RATING: | 60% |
FORMAT: | DVD |
Interesting film about Brian Clough marred by an inability to get under his skin to discover the real man. Despite the high quality acting the writing lets everyone down. It offers no insights into what motivated both Peter Taylor and Mr Clough to become such great football impresarios – with the latter easily the best (& most loudmouthed) of all British soccer managers. What little is offered is delivered by actors psycho-analyzing each other as on a stage - rather than in a movie theater; violating the old rule about show not tell in the cinema.
Clough believed the game to be 'beautiful', unlike his arch rival Don Revie who insisted on a win at all costs mentality that inevitably countenanced illegal tackles and downright cheating.

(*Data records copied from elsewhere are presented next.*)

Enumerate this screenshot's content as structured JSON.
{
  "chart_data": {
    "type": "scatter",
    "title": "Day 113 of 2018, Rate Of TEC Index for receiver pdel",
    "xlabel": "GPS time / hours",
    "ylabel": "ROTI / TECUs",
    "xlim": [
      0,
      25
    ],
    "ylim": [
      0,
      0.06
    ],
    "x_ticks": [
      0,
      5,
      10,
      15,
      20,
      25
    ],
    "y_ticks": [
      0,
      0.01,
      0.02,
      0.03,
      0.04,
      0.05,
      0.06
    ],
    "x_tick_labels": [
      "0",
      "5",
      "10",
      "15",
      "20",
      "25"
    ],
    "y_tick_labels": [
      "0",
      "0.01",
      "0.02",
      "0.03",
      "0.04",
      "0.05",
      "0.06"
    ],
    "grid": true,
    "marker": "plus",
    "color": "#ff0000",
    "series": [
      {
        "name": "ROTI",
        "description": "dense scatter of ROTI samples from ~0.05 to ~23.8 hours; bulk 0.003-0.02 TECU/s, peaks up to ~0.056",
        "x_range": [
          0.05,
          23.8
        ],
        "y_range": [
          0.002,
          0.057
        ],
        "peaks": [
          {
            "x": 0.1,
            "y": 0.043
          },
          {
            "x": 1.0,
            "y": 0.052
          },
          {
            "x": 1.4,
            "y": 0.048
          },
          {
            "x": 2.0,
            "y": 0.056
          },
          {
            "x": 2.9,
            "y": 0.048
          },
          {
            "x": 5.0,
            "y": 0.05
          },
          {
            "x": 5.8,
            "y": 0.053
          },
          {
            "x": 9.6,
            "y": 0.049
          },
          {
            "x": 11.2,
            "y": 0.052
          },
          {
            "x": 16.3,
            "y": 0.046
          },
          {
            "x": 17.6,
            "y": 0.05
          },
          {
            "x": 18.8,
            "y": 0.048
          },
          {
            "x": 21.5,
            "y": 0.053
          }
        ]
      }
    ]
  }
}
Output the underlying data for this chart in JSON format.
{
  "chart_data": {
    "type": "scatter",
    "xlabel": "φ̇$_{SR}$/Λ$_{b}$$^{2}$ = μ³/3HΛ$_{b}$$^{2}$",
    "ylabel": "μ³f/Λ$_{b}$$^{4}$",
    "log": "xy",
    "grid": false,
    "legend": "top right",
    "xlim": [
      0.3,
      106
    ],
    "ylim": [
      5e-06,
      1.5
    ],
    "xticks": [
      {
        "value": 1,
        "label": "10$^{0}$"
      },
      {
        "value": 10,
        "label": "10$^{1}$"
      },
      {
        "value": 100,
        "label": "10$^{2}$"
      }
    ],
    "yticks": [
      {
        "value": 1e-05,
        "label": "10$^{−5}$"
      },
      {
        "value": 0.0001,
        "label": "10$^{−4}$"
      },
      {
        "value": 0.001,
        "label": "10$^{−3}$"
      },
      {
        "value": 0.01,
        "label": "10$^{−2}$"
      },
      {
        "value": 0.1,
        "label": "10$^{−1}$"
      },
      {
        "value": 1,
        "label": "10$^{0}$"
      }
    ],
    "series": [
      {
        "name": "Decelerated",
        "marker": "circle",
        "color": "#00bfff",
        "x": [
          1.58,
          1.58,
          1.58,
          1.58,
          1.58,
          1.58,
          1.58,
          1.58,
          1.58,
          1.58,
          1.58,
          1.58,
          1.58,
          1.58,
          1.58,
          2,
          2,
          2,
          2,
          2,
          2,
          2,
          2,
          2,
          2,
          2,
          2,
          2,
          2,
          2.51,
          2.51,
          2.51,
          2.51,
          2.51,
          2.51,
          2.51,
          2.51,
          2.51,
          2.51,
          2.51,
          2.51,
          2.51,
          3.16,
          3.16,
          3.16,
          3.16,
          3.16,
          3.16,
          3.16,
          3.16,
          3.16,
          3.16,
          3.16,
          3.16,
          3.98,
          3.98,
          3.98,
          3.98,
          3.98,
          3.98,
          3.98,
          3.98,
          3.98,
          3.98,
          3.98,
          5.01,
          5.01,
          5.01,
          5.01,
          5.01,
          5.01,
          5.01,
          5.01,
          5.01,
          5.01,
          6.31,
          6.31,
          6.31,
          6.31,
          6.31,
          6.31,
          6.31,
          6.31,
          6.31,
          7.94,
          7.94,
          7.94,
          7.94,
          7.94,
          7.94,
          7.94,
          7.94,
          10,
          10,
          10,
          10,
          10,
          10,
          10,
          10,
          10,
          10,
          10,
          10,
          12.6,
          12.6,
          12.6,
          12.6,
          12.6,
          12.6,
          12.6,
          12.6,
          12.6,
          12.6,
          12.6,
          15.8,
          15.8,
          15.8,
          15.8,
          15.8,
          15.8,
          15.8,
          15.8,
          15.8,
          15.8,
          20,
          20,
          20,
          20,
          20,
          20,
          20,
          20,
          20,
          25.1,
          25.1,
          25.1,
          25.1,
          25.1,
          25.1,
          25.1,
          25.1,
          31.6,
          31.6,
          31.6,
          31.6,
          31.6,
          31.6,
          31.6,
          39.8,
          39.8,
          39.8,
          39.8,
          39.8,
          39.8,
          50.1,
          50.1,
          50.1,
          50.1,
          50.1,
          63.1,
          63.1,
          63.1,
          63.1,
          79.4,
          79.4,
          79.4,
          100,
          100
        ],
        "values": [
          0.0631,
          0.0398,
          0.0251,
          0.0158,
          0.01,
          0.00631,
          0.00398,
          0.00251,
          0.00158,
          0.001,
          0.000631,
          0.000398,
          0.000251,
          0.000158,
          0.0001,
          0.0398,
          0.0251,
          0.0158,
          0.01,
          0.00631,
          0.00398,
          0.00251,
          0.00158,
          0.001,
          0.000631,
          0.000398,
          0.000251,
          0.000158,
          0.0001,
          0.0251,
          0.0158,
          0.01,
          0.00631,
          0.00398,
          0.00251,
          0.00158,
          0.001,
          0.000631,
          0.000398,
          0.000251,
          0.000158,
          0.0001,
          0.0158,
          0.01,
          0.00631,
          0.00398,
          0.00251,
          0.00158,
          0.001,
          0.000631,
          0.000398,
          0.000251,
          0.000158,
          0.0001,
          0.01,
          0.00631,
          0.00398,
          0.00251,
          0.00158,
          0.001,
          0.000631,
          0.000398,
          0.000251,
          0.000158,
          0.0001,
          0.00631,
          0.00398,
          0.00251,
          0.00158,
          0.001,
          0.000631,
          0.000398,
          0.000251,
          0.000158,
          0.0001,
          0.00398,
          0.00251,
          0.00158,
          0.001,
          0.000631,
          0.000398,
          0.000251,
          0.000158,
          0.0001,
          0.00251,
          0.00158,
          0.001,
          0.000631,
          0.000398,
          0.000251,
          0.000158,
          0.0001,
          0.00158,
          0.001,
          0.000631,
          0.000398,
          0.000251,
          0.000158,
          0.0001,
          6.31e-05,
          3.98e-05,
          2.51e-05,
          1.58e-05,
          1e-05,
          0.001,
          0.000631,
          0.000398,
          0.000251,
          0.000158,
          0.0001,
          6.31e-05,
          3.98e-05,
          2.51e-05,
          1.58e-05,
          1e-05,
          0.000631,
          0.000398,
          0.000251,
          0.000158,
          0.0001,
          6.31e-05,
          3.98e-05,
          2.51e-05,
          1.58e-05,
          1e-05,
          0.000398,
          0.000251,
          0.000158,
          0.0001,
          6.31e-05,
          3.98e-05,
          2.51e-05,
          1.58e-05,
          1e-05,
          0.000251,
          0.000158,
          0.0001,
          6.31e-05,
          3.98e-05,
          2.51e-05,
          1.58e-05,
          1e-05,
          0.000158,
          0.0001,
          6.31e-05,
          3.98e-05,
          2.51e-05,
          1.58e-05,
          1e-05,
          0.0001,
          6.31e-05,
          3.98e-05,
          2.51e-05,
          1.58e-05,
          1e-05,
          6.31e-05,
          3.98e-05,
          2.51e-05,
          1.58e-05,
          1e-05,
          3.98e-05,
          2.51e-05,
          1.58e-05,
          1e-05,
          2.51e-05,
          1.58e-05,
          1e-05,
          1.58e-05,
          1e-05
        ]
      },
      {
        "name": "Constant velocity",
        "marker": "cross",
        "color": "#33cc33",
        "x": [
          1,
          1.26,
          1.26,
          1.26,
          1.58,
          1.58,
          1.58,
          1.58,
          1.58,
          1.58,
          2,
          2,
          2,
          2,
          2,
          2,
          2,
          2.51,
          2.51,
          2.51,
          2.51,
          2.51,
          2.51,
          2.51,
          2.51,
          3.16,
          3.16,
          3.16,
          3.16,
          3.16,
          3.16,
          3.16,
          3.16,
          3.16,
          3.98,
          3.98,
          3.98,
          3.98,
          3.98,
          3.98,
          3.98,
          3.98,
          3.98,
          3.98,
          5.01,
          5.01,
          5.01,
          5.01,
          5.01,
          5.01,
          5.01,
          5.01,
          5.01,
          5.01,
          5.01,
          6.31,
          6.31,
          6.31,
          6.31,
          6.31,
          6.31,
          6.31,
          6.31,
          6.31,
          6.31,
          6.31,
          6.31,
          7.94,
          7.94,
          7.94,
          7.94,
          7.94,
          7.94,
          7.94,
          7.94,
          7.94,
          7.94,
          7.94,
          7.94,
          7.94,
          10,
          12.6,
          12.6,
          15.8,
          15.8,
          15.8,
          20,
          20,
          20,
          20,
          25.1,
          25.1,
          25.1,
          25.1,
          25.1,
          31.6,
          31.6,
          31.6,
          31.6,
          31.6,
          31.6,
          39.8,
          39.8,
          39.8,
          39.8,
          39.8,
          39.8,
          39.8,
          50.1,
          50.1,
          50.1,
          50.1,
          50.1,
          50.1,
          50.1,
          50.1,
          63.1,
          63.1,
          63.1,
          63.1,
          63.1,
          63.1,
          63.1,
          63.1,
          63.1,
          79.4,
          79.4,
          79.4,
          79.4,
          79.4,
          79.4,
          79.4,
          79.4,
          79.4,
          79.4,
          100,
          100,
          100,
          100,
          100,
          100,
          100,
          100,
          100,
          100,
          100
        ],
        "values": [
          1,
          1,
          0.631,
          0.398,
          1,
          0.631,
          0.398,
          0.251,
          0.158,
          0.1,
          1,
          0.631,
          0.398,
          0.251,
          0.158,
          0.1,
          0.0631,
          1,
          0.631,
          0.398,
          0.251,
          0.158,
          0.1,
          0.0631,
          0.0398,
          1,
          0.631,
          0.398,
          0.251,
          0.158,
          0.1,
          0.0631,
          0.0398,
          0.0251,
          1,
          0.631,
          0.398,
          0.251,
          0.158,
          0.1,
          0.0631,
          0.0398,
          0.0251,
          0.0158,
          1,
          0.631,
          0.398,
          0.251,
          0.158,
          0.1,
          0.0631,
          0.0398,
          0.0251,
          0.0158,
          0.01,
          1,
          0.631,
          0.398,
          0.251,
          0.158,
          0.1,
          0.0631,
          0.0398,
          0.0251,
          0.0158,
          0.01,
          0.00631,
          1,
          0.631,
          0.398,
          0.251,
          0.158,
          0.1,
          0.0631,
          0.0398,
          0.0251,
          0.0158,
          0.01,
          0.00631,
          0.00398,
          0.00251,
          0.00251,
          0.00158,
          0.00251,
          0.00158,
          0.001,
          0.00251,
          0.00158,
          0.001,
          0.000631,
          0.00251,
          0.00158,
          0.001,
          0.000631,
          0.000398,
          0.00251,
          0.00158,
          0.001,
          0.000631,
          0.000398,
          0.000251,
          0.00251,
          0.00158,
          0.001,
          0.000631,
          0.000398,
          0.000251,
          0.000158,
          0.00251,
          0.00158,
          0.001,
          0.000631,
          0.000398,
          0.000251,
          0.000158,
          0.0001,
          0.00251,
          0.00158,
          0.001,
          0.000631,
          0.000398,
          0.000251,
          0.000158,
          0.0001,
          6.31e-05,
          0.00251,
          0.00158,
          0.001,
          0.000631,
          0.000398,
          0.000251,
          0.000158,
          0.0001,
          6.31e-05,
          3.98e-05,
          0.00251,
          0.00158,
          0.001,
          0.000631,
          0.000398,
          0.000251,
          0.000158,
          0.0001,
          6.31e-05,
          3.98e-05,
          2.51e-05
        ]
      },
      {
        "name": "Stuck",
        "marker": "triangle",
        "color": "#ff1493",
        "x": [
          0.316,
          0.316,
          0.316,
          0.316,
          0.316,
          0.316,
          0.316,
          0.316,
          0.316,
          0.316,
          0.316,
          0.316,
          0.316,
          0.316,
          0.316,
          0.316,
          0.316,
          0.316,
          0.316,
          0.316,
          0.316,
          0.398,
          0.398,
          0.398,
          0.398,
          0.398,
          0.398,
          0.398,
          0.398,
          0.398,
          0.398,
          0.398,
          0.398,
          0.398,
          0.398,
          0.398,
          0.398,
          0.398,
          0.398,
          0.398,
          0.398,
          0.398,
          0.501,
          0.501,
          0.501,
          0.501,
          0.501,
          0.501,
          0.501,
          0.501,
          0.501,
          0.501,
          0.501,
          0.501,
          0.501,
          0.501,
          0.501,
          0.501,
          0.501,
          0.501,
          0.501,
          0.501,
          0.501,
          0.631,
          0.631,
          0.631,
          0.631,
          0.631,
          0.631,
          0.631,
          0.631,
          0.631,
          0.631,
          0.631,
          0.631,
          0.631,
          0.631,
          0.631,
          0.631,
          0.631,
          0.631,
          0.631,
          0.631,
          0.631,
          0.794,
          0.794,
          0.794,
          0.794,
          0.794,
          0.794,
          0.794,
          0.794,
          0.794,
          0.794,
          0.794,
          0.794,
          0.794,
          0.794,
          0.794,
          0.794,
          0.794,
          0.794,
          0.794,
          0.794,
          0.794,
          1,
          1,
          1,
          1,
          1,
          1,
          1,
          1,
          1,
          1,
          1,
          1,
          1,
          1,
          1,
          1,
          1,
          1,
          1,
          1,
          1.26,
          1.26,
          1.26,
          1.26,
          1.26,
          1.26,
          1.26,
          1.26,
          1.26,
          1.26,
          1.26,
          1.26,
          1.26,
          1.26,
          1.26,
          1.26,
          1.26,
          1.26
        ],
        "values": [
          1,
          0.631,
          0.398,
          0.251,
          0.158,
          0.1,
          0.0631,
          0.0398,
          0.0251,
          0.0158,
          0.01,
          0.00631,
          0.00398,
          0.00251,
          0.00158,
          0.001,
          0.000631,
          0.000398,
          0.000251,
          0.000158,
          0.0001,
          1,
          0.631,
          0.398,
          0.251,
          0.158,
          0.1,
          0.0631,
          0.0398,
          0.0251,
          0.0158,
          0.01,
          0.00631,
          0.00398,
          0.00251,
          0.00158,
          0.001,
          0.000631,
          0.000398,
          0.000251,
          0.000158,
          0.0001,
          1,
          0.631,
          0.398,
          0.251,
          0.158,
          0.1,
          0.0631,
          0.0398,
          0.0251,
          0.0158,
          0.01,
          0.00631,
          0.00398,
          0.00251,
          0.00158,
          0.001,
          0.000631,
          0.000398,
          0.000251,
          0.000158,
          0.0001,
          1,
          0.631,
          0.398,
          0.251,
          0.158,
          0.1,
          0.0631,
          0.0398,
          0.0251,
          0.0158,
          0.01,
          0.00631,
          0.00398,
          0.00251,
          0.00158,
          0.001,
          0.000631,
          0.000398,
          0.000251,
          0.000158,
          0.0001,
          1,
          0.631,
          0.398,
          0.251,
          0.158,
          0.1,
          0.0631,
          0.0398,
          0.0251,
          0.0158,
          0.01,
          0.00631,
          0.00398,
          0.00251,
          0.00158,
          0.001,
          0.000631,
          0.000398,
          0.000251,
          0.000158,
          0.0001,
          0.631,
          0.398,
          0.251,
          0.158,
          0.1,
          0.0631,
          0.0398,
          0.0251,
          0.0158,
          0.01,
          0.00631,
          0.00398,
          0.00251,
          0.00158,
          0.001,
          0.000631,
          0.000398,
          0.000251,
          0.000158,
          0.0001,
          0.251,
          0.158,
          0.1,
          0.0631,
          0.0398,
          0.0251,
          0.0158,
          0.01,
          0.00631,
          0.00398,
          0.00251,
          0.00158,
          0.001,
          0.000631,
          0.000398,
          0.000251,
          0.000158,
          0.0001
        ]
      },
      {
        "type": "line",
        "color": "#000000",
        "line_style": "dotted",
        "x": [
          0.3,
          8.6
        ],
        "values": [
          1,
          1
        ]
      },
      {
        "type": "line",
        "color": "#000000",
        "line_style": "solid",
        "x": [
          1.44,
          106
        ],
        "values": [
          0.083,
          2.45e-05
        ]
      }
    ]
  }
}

A contemporary theme of White nostalgia is well mined here for the glory days of the British past in sharp contradistinction with the apparently uncertain present and future. However, nostalgia is always rose-tinted and finds heroes and villains where there are none. The past is shown as both strange and familiar as we are supposed to laugh at the strange seventies' haircuts and clothes while escaping from the alleged greater sophistication of the present. This loving recreation of the recent past tries to have it both ways but finds no protein rich meat for its drama – as if in depth character analysis were somehow now a dirty word for playwrights. The old proverb that truth is stranger than fiction has little meaning here since this truth is essentially a trite soccer obsessives' pub tale.